To give a concrete example, Fisher's famous iris data set can exist on-disk as a CSV, comprised of bytes or ASCII characters. This is the data form. If we want to do useful analysis, we would want to transform the data into say a table of information (e.g. as a DataFrame
). This is the information form. We can load the information form by parsing the CSV data, and write the information back by serialising the table.

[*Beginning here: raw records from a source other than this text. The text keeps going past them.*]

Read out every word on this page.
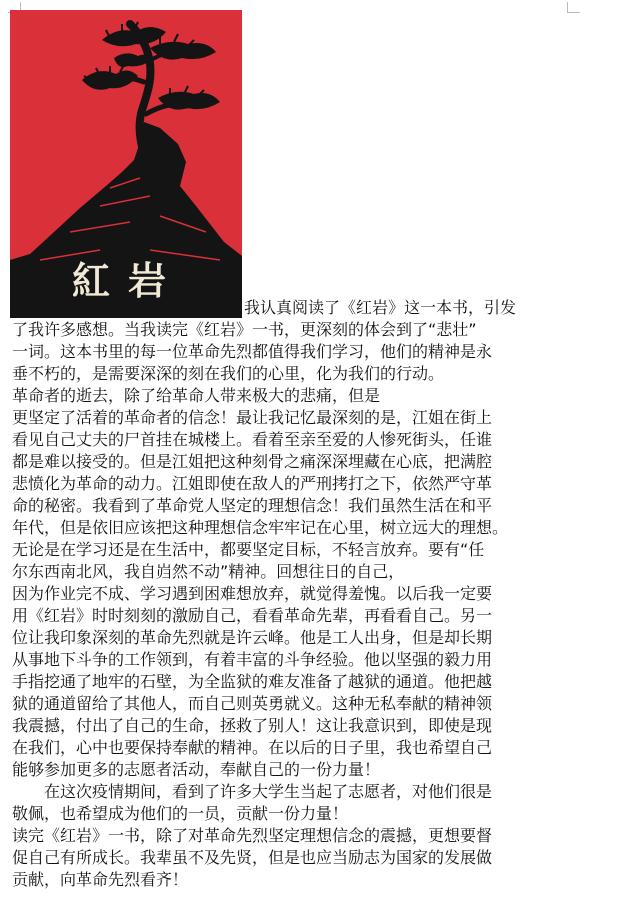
紅岩
我认真阅读了《红岩》这一本书，引发
了我许多感想。当我读完《红岩》一书，更深刻的体会到了“悲壮”
一词。这本书里的每一位革命先烈都值得我们学习，他们的精神是永
垂不朽的，是需要深深的刻在我们的心里，化为我们的行动。
革命者的逝去，除了给革命人带来极大的悲痛，但是
更坚定了活着的革命者的信念！最让我记忆最深刻的是，江姐在街上
看见自己丈夫的尸首挂在城楼上。看着至亲至爱的人惨死街头，任谁
都是难以接受的。但是江姐把这种刻骨之痛深深埋藏在心底，把满腔
悲愤化为革命的动力。江姐即使在敌人的严刑拷打之下，依然严守革
命的秘密。我看到了革命党人坚定的理想信念！我们虽然生活在和平
年代，但是依旧应该把这种理想信念牢牢记在心里，树立远大的理想。
无论是在学习还是在生活中，都要坚定目标，不轻言放弃。要有“任
尔东西南北风，我自岿然不动”精神。回想往日的自己，
因为作业完不成、学习遇到困难想放弃，就觉得羞愧。以后我一定要
用《红岩》时时刻刻的激励自己，看看革命先辈，再看看自己。另一
位让我印象深刻的革命先烈就是许云峰。他是工人出身，但是却长期
从事地下斗争的工作领到，有着丰富的斗争经验。他以坚强的毅力用
手指挖通了地牢的石壁，为全监狱的难友准备了越狱的通道。他把越
狱的通道留给了其他人，而自己则英勇就义。这种无私奉献的精神领
我震撼，付出了自己的生命，拯救了别人！这让我意识到，即使是现
在我们，心中也要保持奉献的精神。在以后的日子里，我也希望自己
能够参加更多的志愿者活动，奉献自己的一份力量！
在这次疫情期间，看到了许多大学生当起了志愿者，对他们很是
敬佩，也希望成为他们的一员，贡献一份力量！
读完《红岩》一书，除了对革命先烈坚定理想信念的震撼，更想要督
促自己有所成长。我辈虽不及先贤，但是也应当励志为国家的发展做
贡献，向革命先烈看齐！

There are thus three essential transformations that can occur involving a data set:
- The transformation of a specification into a source of data, termed
storage
- The transformation of data into information, termed a
loader
- The transformation of information into data, termed a
writer
Transformers, Data Sets, and Data Collections
Each DataSet
can have any number of storage
, loader
, and writer
transformers. All DataSet
s must be part of a DataCollection
which essentially provides a context for the existence of a particular data set (e.g. you might store Fisher's iris data under a "Flower measurements" data collection). The DataCollection
s loaded at any one time form the DataCollection
stack. The stack essentially acts as a load-path, if you just ask for the iris
data set, it will be fetched from the top collection on the stack that can satisfy it.
It is also worth noting that "child" elements of this structure (data sets and transformers) contain a link back to their parent, and so from any part of a DataCollection
the whole can be accessed.
Extreme extensibility
The plethora of formats, workflows, and tools that surround data make designing a "do it all" system implausible. A much easier task is to produce a system that can be adapted to serve as many use cases as possible, even ones the designers have never conceived of! To that end, extensibility is weaved throughout the code base. The core system (DataToolkitBase
) is generic to the point of being useless on its own, and special-case behaviour has been avoided. Many basic features (such as default values) are implemented as plugins, to avoid being inadvertently privileged in the core system.
I have yet to come across a feature that could not be implemented under this framework.